If you are smuggling a child, then we will prosecute you and that child will be separated from you as required by law. If you don’t like that, then don’t smuggle children over our border. In order to carry out these important new enforcement policies, I have sent 35 prosecutors to the Southwest and moved 18 immigration judges to the border.
Attorney General Sessions, ASCIA 2018 Conference
Today there are twelve thousand minors in HHS custody, forcibly removed from their families. They are being held in makeshift prisons described as "cages" (concrete walls and steel fences). Children sleep on the floor, locked inside for 22 hours a day. As a country, we have kidnapped children from their parents and imprisoned them. Our tax dollars pay our government to carry out these actions, our corporations directly contribute, and we are all culpable. If a country is judged by how it treats its most vulnerable, be they citizens or asylum seekers, we have failed the test.

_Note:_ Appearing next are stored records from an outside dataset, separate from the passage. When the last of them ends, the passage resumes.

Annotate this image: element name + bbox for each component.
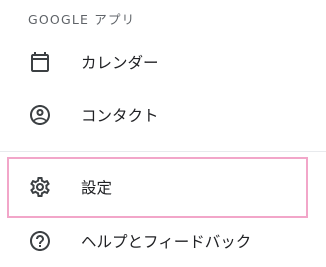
calendar-icon bbox=[31, 52, 49, 72]
account-circle-icon bbox=[30, 105, 50, 125]
menu-item-contacts[interactable]: コンタクト bbox=[0, 90, 326, 140]
section-header: GOOGLE アプリ bbox=[28, 12, 136, 27]
menu-item-help-feedback[interactable]: ヘルプとフィードバック bbox=[0, 216, 326, 266]
menu-item-label: カレンダー bbox=[81, 54, 159, 72]
menu-item-label: ヘルプとフィードバック bbox=[81, 233, 252, 251]
menu-item-calendar[interactable]: カレンダー bbox=[0, 37, 326, 87]
highlight-box bbox=[7, 157, 308, 218]
menu-divider bbox=[0, 151, 326, 152]
help-icon bbox=[30, 231, 50, 251]
menu-item-label: コンタクト bbox=[81, 107, 159, 125]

One might argue for long-term solutions to our manufactured immigration "crisis" (end the drug war, reinstate asylum protections, provide a realistic path toward productive citizenship) but this detatched and insensitive position glosses over the physical and emotional pain we are inflicting on innocent children right now. We do not have unlimited resources, but we plan to volunteer with the MIRA Coalition over the next few months, we plan to vote the proponents of this policy out of office, and we will continue this discussion whenever and wherever possible.
In 1939, when confronted with the news that three million Jews would be killed in Poland, IBM quietly supported the effort:
The German managers of IBM Berlin sent a letter to Thomas Watson ... that, due to the "situation," they need high-speed alphabetizing equipment. IBM wanted no paper trail, so an oral agreement was made, passed from New York to Geneva to Berlin, and those alphabetizers were approved by Watson, personally, before the end of the month.
IBM built equipment for the Nazis. The machines were used to orchestrate the Holocaust by tracking oil supplies, train schedules for death camps, the victims themselves, and their bank accounts. IBM's morally bankrupt actions bear a striking parallel to today's technology companies:
Microsoft CEO Satya Nadella downplayed his company’s work with U.S. Immigration and Customs Enforcement in a company-wide email sent this evening, saying that Microsoft’s contract with ICE deals only with email, calendar, and messaging — not with separating children from their parents.
[Amazon] is actively seeking to provide the Immigration and Customs Enforcement (ICE) ... with Rekognition, the controversial facial recognition system. The pitch was part of a larger discussion of Amazon Web Services offerings to ICE, an offering including artificial intelligence algorithms and predictive analytics.
The operation of concentration camps requires significant logistical support, and dozens of technology companies, news organizations, and even educational institutions have jumped at the opportunity to profit from this ongoing crime against humanity. IBM was recently awarded an $81m contract with ICE for technology services.